3-Phenylpropionic acid failed to induce a doubling of the mutant frequency both in the presence and absence of S9 activation system and hence is not likely to be gene mutant in vitro.

Executive summary:

The gene mutation study was conducted according toL5178Y TK+/-Mouse Lymphoma Mutagenicity Assay to determine the mutagenic nature of the test compound 3-Phenylpropionic acid.

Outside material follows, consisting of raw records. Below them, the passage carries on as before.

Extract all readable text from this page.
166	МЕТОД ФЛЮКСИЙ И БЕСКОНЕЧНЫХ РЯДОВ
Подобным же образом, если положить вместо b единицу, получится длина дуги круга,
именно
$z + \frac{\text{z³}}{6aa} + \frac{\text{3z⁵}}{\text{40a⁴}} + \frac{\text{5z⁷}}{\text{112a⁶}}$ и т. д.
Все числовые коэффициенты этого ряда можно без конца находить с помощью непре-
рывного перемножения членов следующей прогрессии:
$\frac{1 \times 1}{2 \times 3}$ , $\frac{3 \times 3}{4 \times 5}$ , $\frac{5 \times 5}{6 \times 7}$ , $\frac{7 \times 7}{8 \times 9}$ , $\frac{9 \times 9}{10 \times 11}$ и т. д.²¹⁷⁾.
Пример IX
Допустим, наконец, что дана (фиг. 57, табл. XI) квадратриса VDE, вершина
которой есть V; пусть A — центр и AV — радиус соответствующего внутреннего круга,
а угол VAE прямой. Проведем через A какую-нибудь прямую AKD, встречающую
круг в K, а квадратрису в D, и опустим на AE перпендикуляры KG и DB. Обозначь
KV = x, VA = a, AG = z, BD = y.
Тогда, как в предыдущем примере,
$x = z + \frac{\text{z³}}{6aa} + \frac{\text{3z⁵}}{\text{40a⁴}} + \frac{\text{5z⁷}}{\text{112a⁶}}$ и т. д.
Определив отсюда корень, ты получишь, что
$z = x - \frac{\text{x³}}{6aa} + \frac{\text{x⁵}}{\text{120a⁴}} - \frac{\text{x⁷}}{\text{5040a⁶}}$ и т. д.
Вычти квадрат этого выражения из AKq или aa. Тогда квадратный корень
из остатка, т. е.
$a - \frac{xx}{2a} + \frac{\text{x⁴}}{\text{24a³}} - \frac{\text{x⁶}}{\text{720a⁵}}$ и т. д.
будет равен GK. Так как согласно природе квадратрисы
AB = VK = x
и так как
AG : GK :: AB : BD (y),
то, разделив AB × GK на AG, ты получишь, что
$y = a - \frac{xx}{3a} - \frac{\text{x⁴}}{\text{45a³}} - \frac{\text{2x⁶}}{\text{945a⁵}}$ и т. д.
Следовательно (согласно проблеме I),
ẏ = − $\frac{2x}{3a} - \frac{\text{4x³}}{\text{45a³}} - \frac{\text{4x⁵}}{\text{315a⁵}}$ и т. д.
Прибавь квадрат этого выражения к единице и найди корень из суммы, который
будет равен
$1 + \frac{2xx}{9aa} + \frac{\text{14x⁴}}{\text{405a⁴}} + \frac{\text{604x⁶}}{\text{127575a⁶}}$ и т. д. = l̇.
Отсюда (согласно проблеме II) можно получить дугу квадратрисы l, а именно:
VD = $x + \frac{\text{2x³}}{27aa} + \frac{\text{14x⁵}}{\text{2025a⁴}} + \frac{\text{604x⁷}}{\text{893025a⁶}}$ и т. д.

The Cells at a concentration of 1.2 X 10⁷cells/mL were exposed for 4 h to a range of concentrations from 500 -8091 µg/mL. The cells were then washed, resuspended in growth medium, and incubated at 37°C for 48h to allow recovery and mutant expression. Cells in the cultures were adjusted to 3 X 10⁵/mL at 24 h intervals. They were then cloned (1 X 10⁶cells/plate for mutant selection and 200 cells/plate for viable count determinations) in soft agar medium containing Fischer’s medium, 20% horse serum, 2 mM sodium pyruvate, 0.02% pluronic F-68, and 0.23% granulated agar. Resistance to trifluorothymidine (TFT) was determined by adding TFT (final concentration, 3µg/mL) to the cloning medium for mutant selection. The 100X stock solution of TFT in saline was stored at -70 °C and was thawed immediately before use. Plates were incubated at 37 ( 1 °C in 5% CO2 in air for 10-12 days and then counted with an Artek automated colony Counter. Only colonies larger than ~ 0.2 mm in diameter were counted. Mutant frequencies were expressed as mutants per 10⁶surviving cells.

3-Phenylpropionic acid failed to induce a doubling of the mutant frequency both in the presence and absence of S9 activation system and hence is not likely to be gene mutant in vitro.